スコップ三味線

スコップ三味線(スコップじゃみせん)は、青森県津軽地方発祥の日本の宴会芸。スコップ栓抜きを用いて、音楽に合わせて津軽三味線の演奏をまねた「あてぶり」をするものである(スコップを叩くので音は出る)[1]

楽器演奏の技術を必要とせず、誰でも行うことができるが、青森県出身の伊奈かっぺいによると「本当に弾いているように見せるには、熟練のワザが必要」という[1]。「すこっぷ三味線」と表記される場合もある[2]

歴史

1985年頃、青森県五所川原市在住の舘岡屏風山(本名:高橋弘行)が考案したものが最初である[1][3][2]

1985年頃から、岸千恵子(青森県南津軽郡碇ヶ関村、現在の平川市出身)の歌った「千恵っこよされ」がヒットし、たまたまあった「スコップ」と「栓抜き」で、三味線の弾き真似をしたのが始まりとされる[1]。舘岡が「スナック銀河」で「三味線が無理だから」という理由でこの芸を披露したとする見解もある[4]。また舘岡が初めて披露した店について、後述の世界大会ウェブサイトでは「自身の経営する飲食店『ラブポーション』」としている[5]

誰でもできる手軽さから、忘年会などの出し物で取り上げられるなど、同店の来客者を中心に広まった[要出典]。一般にも認知されるようになり、全国的にも広がった[6]

2007年12月2日には、「第1回スコップ三味線世界大会」が五所川原市ELMの街ショッピングセンターエルムホールで開催され、その技が競われた[7][8]。第2回大会には芸人山崎邦正が出場し、個人の部第3位に入賞している[9]。2018年の第12回大会個人の部で優勝した秋田県湯沢市の人物は、「非公認ご当地ヒーロー」の「スコップ戦士ジャミセリオン」を名乗って活動している[10]

楽器

スコップは雪かきのためのシャベルで、雪が硬く凍る津軽地方では冬の必需品であり、シャベルではなくスコップと呼ばれる。スコップ三味線には、音の良さと弾きやすさから、鉄製で先が丸みを帯びたスコップが用いられる。しかし、現在のシャベルの多くは、鉄製であれば四角形、丸形であればアルミ製となっており、鉄製で丸みを帯びた物は、非常に手に入りにくいものとなっている。[要出典]

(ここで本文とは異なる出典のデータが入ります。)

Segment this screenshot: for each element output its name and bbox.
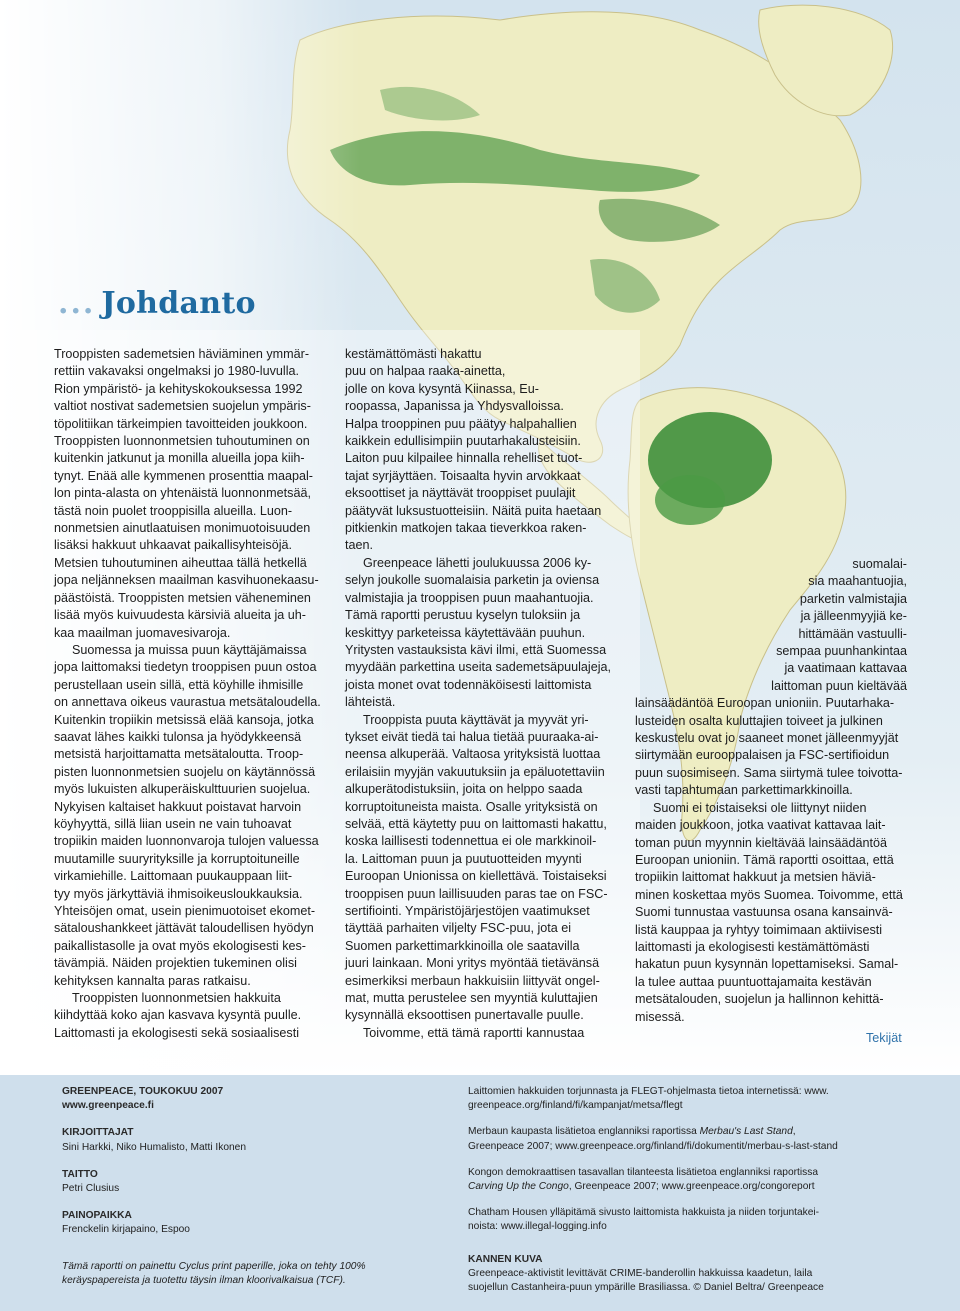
text-line: Euroopan unioniin. Tämä raportti osoittaa, että (635, 852, 894, 867)
text-line: Suomi tunnustaa vastuunsa osana kansainvä- (635, 905, 893, 920)
text-line: minen koskettaa myös Suomea. Toivomme, että (635, 887, 903, 902)
text-line: kehityksen kannalta paras ratkaisu. (54, 973, 251, 988)
text-line: valmistajia ja trooppisen puun maahantuojia. (345, 590, 594, 605)
text-line: tynyt. Enää alle kymmenen prosenttia maapal- (54, 468, 314, 483)
text-line: Euroopan Unionissa on kiellettävä. Toistaiseksi (345, 869, 607, 884)
text-line: lisäksi hakkuut uhkaavat paikallisyhteisöjä. (54, 538, 293, 553)
text-line: töpolitiikan tärkeimpien tavoitteiden joukkoon. (54, 416, 308, 431)
text-line: jopa laittomaksi tiedetyn trooppisen puun ostoa (54, 660, 317, 675)
text-line: sertifiointi. Ympäristöjärjestöjen vaatimukset (345, 904, 590, 918)
colophon-footer (0, 1075, 960, 1311)
title-text: Johdanto (101, 286, 256, 321)
text-column-2 (345, 346, 613, 1042)
text-line: sätaloushankkeet jättävät taloudellisen hyödyn (54, 921, 314, 936)
text-line: kuitenkin jatkunut ja monilla alueilla jopa kiih- (54, 451, 305, 466)
text-line: maiden joukkoon, jotka vaativat kattavaa lait- (635, 818, 886, 833)
text-line: listä kauppaa ja ryhtyy toimimaan aktiivisesti (635, 922, 883, 937)
text-line: köyhyyttä, sillä liian usein ne vain tuhoavat (54, 816, 292, 831)
text-line: mat, mutta perustelee sen myyntiä kuluttajien (345, 991, 598, 1006)
text-line: laittoman puun kieltävää (771, 678, 907, 693)
text-line: Trooppisten luonnonmetsien tuhoutuminen on (54, 434, 310, 449)
footer-left-column (62, 1085, 412, 1301)
text-line: Suomen parkettimarkkinoilla ole saatavilla (345, 938, 580, 953)
paper-note-line-1: Tämä raportti on painettu Cyclus print paperille, joka on tehty 100% (62, 1260, 366, 1272)
text-line: Rion ympäristö- ja kehityskokouksessa 1992 (54, 381, 303, 396)
text-line: keskustelu ovat jo saaneet monet jälleenmyyjät (635, 731, 899, 746)
footer-right-column (468, 1085, 908, 1307)
text-line: taen. (345, 538, 374, 553)
text-line: Toivomme, että tämä raportti kannustaa (363, 1025, 585, 1040)
ref1-line-2[interactable]: greenpeace.org/finland/fi/kampanjat/metsa/flegt (468, 1100, 683, 1112)
text-line: la. Laittoman puun ja puutuotteiden myynti (345, 851, 582, 866)
text-line: virkamiehille. Laittomaan puukauppaan liit- (54, 869, 293, 884)
text-line: erilaisiin myyjän vakuutuksiin ja epäluotettaviin (345, 764, 605, 779)
text-line: eksoottiset ja näyttävät trooppiset puulajit (345, 486, 576, 501)
text-line: alkuperätodistuksiin, joita on helppo saada (345, 782, 583, 797)
text-line: puun suosimiseen. Sama siirtymä tulee toivotta- (635, 765, 903, 780)
writers: Sini Harkki, Niko Humalisto, Matti Ikonen (62, 1141, 247, 1153)
text-line: Yhteisöjen omat, usein pienimuotoiset ekomet- (54, 904, 316, 918)
writers-label: KIRJOITTAJAT (62, 1127, 134, 1139)
text-line: muutamille suuryrityksille ja korruptoituneille (54, 851, 300, 866)
text-line: la tulee auttaa puuntuottajamaita kestävän (635, 974, 872, 989)
text-line: suomalai- (852, 557, 907, 571)
text-line: kaa maailman juomavesivaroja. (54, 625, 231, 640)
page-title (58, 286, 256, 321)
text-line: roopassa, Japanissa ja Yhdysvalloissa. (345, 399, 564, 414)
text-line: Laiton puu kilpailee hinnalla rehelliset tuot- (345, 451, 583, 466)
text-line: korruptoituneista maista. Osalle yrityksistä on (345, 799, 598, 814)
text-column-1 (54, 346, 322, 1042)
print-credit: Frenckelin kirjapaino, Espoo (62, 1224, 190, 1236)
text-line: selvää, että käytetty puu on laittomasti hakattu, (345, 816, 607, 831)
text-line: siirtymään eurooppalaisen ja FSC-sertifioidun (635, 748, 890, 763)
cover-label: KANNEN KUVA (468, 1253, 543, 1265)
title-dots: ... (58, 286, 96, 321)
text-line: Trooppisten luonnonmetsien hakkuita (72, 991, 281, 1006)
ref4-line-1: Chatham Housen ylläpitämä sivusto laittomista hakkuista ja niiden torjuntakei- (468, 1207, 820, 1219)
text-line: kestämättömästi hakattu (345, 347, 482, 361)
text-line: Suomi ei toistaiseksi ole liittynyt niiden (653, 800, 867, 815)
text-line: päästöistä. Trooppisten metsien väheneminen (54, 590, 311, 605)
text-line: pisten luonnonmetsien suojelu on käytännössä (54, 764, 316, 779)
text-line: ja jälleenmyyjiä ke- (800, 609, 907, 624)
text-line: Trooppista puuta käyttävät ja myyvät yri- (363, 712, 589, 727)
ref1-line-1: Laittomien hakkuiden torjunnasta ja FLEGT-ohjelmasta tietoa internetissä: www. (468, 1086, 829, 1097)
text-line: lainsäädäntöä Euroopan unioniin. Puutarhaka- (635, 696, 895, 711)
cover-line-1: Greenpeace-aktivistit levittävät CRIME-banderollin hakkuissa kaadetun, laila (468, 1267, 813, 1279)
text-line: Laittomasti ja ekologisesti sekä sosiaalisesti (54, 1025, 299, 1040)
text-line: koska laillisesti todennettua ei ole markkinoil- (345, 834, 597, 849)
text-line: paikallistasolle ja ovat myös ekologisesti kes- (54, 938, 306, 953)
ref2-line-2[interactable]: Greenpeace 2007; www.greenpeace.org/finland/fi/dokumentit/merbau-s-last-stand (468, 1140, 838, 1152)
text-line: Trooppisten sademetsien häviäminen ymmär- (54, 347, 310, 361)
text-line: kysynnällä eksoottisen punertavalle puulle. (345, 1008, 584, 1023)
text-line: tyy myös järkyttäviä ihmisoikeusloukkauksia. (54, 886, 303, 901)
text-line: on annettava oikeus vaurastua metsätaloudella. (54, 695, 321, 710)
paper-note-line-2: keräyspapereista ja tuotettu täysin ilman kloorivalkaisua (TCF). (62, 1274, 346, 1286)
text-line: Halpa trooppinen puu päätyy halpahallien (345, 416, 577, 431)
text-line: nonmetsien ainutlaatuisen monimuotoisuuden (54, 521, 311, 536)
text-line: tajat syrjäyttäen. Toisaalta hyvin arvokkaat (345, 468, 581, 483)
text-line: joista monet ovat todennäköisesti laittomista (345, 677, 592, 692)
text-line: saavat lähes kaikki tulonsa ja hyödykkeensä (54, 729, 302, 744)
text-line: hakatun puun kysynnän lopettamiseksi. Samal- (635, 957, 899, 972)
text-line: sia maahantuojia, (808, 574, 907, 589)
authors-signature: Tekijät (866, 1031, 902, 1045)
text-line: valtiot nostivat sademetsien suojelun ympäris- (54, 399, 311, 414)
text-line: tävämpiä. Näiden projektien tukeminen olisi (54, 956, 297, 971)
text-line: metsätalouden, suojelun ja hallinnon kehittä- (635, 992, 884, 1007)
text-line: myös lukuisten alkuperäiskulttuurien suojelua. (54, 782, 311, 797)
text-line: rettiin vakavaksi ongelmaksi jo 1980-luvulla. (54, 364, 300, 379)
publisher: GREENPEACE, TOUKOKUU 2007 (62, 1086, 224, 1097)
text-line: Nykyisen kaltaiset hakkuut poistavat harvoin (54, 799, 302, 814)
text-line: juuri lainkaan. Moni yritys myöntää tietävänsä (345, 956, 600, 971)
text-line: selyn joukolle suomalaisia parketin ja oviensa (345, 573, 600, 588)
layout-label: TAITTO (62, 1168, 98, 1180)
text-line: kiihdyttää koko ajan kasvava kysyntä puulle. (54, 1008, 302, 1023)
text-line: perustellaan usein sillä, että köyhille ihmisille (54, 677, 304, 692)
text-line: misessä. (635, 1009, 685, 1024)
text-line: laittomasti ja ekologisesti kestämättömästi (635, 939, 870, 954)
text-line: toman puun myynnin kieltävää lainsäädäntöä (635, 835, 888, 850)
text-line: metsistä harjoittamatta metsätaloutta. Troop- (54, 747, 304, 762)
ref3-line-2[interactable]: Carving Up the Congo, Greenpeace 2007; www.greenpeace.org/congoreport (468, 1181, 815, 1193)
text-line: lusteiden osalta kuluttajien toiveet ja julkinen (635, 713, 883, 728)
website-link[interactable]: www.greenpeace.fi (62, 1100, 154, 1112)
text-line: Tämä raportti perustuu kyselyn tuloksiin ja (345, 608, 581, 623)
text-line: kaikkein edullisimpiin puutarhakalusteisiin. (345, 434, 581, 449)
ref3-line-1: Kongon demokraattisen tasavallan tilanteesta lisätietoa englanniksi raportissa (468, 1166, 818, 1178)
ref4-line-2[interactable]: noista: www.illegal-logging.info (468, 1221, 607, 1233)
text-line: tropiikin laittomat hakkuut ja metsien häviä- (635, 870, 876, 885)
text-line: tropiikin maiden luonnonvaroja tulojen valuessa (54, 834, 319, 849)
text-line: Greenpeace lähetti joulukuussa 2006 ky- (363, 555, 592, 570)
text-line: myydään parkettina useita sademetsäpuulajeja, (345, 660, 612, 675)
print-label: PAINOPAIKKA (62, 1210, 132, 1222)
text-line: Kuitenkin tropiikin metsissä elää kansoja, jotka (54, 712, 314, 727)
layout-credit: Petri Clusius (62, 1183, 120, 1195)
text-line: päätyvät luksustuotteisiin. Näitä puita haetaan (345, 503, 602, 518)
text-line: hittämään vastuulli- (798, 626, 907, 641)
text-line: lon pinta-alasta on yhtenäistä luonnonmetsää, (54, 486, 311, 501)
text-line: Suomessa ja muissa puun käyttäjämaissa (72, 642, 307, 657)
text-line: vasti tapahtumaan parkettimarkkinoilla. (635, 783, 853, 798)
text-line: jolle on kova kysyntä Kiinassa, Eu- (345, 381, 539, 396)
text-line: parketin valmistajia (799, 591, 907, 606)
text-line: lähteistä. (345, 695, 396, 710)
text-line: keskittyy parketeissa käytettävään puuhun. (345, 625, 586, 640)
text-line: pitkienkin matkojen takaa tieverkkoa raken- (345, 521, 587, 536)
text-line: tästä noin puolet trooppisilla alueilla. Luon- (54, 503, 293, 518)
text-line: trooppisen puun laillisuuden paras tae on FSC- (345, 886, 608, 901)
text-line: puu on halpaa raaka-ainetta, (345, 364, 506, 379)
text-line: sempaa puunhankintaa (776, 644, 907, 659)
text-line: neensa alkuperää. Valtaosa yrityksistä luottaa (345, 747, 601, 762)
ref2-line-1: Merbaun kaupasta lisätietoa englanniksi raportissa Merbau's Last Stand, (468, 1126, 796, 1138)
text-line: jopa neljänneksen maailman kasvihuonekaasu- (54, 573, 319, 588)
text-line: lisää myös kuivuudesta kärsiviä alueita ja uh- (54, 608, 306, 623)
text-column-3 (635, 556, 907, 1026)
text-line: Metsien tuhoutuminen aiheuttaa tällä hetkellä (54, 555, 307, 570)
text-line: esimerkiksi merbaun hakkuisiin liittyvät ongel- (345, 973, 600, 988)
text-line: ja vaatimaan kattavaa (784, 661, 907, 676)
text-line: tykset eivät tiedä tai halua tietää puuraaka-ai- (345, 729, 599, 744)
cover-line-2: suojellun Castanheira-puun ympärille Brasiliassa. © Daniel Beltra/ Greenpeace (468, 1282, 824, 1294)
text-line: täyttää parhaiten viljelty FSC-puu, jota ei (345, 921, 572, 936)
text-line: Yritysten vastauksista kävi ilmi, että Suomessa (345, 642, 607, 657)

撥には大きめの栓抜きが使われる。館岡が使用した栓抜きは、京都の土産物品と言われ、三味線のバチと同程度の大きさ・形を持つ物で、演奏には、必ずこの栓抜きが使われていた。[要出典]

楽器(スコップ)、撥(栓抜き)ともに、演奏に適した物は手に入りにくい状態にあり、舘岡はオリジナルの製作を検討している[要出典]

舘岡には、この他に、鉄製スコップの木製部分に津軽塗を施した特注品が存在する。津軽塗り仕様品の一つに「知事専用スコップ三味線」がある[11]。また、テレビ番組出演の際には、スコップ三味線用のケースも作られた[要出典]

奏法

構えは三味線と同様である。

左手は、棹(スコップの柄の部分)をつかみ、曲の高低に合わせて上下させる。特に、津軽三味線独特の音程を下から上に上げる(ポルタメント)奏法(手の位置は逆に、上から下への動きになる)を取り入れることにより、よりリアルな奏法になる。また、時々、糸巻き(実際には無い)を調節する動作を入れるのが、ポイントとなっている。

右手は撥(栓抜き)を持ち、音に合わせてスコップ(胴)を叩く。普通に叩く1つ打ちのほか、スコップの凹み部分を使うことにより2つ打ちを行うことができる。これらを混ぜることにより、より津軽三味線らしさを演出することができる。さらに、大きめの栓抜きを使うことにより、柄の部分でも叩くことができ、この場合には、より複雑なリズムを演奏することができる。